Cardiometabolic secondary outcomes: a SURPASS-4 substudy found favourable kidney outcomes (slower eGFR decline, reduced albuminuria) versus insulin glargine in T2DM at high cardiovascular risk [42]. An ambulatory blood-pressure substudy found tirzepatide reduced 24-hour ambulatory systolic blood pressure in adults with BMI ≥27 [43]. SURPASS-CVOT (cardiovascular outcomes trial versus dulaglutide in T2DM with atherosclerotic cardiovascular disease, 2025) provided the cardiovascular outcomes record [44].

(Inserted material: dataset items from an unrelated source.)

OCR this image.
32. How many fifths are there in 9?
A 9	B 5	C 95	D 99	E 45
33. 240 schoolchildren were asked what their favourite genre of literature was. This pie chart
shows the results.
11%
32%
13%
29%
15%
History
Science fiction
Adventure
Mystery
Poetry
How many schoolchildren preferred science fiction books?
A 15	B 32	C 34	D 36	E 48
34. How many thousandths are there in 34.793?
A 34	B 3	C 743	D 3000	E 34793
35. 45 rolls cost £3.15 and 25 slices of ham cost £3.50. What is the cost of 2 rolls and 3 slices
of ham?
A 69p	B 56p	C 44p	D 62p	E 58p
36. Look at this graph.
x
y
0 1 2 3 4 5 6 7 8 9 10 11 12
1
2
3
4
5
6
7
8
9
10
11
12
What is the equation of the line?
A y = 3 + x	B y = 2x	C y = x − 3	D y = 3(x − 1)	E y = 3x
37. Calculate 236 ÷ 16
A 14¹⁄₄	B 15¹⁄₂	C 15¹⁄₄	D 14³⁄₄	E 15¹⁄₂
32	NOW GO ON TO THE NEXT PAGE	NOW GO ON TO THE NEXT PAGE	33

Recent tirzepatide research 2024-2025
A 2024 pharmacovigilance analysis of FAERS post-market data characterised real-world safety signals for tirzepatide, identifying gastrointestinal events and incorrect dose administration as the most frequent categories [31]. A 2025 meta-analysis specifically examining tirzepatide gastrointestinal events across 13 trials in people with obesity without diabetes quantified the risk versus placebo and examined time-to-onset [20]. Analyses of body composition change during tirzepatide treatment have quantified the lean-mass component of weight lost and evaluated the potential role of resistance exercise [25][26]. A 2024 review of clinical consequences of delayed gastric emptying with incretin therapies addressed perioperative aspiration risk [24]. A 2024 pharmacological signalling study characterised GIP receptor variant-dependent signalling profiles for tirzepatide versus native GIP peptides, confirming biased Gas/cAMP signalling at both GIPR variants (E354 and Q354) [10]. A 2025 pharmacovigilance series on discontinuation and weight regain quantified cardiometabolic parameter worsening following weight regain after stopping tirzepatide [29].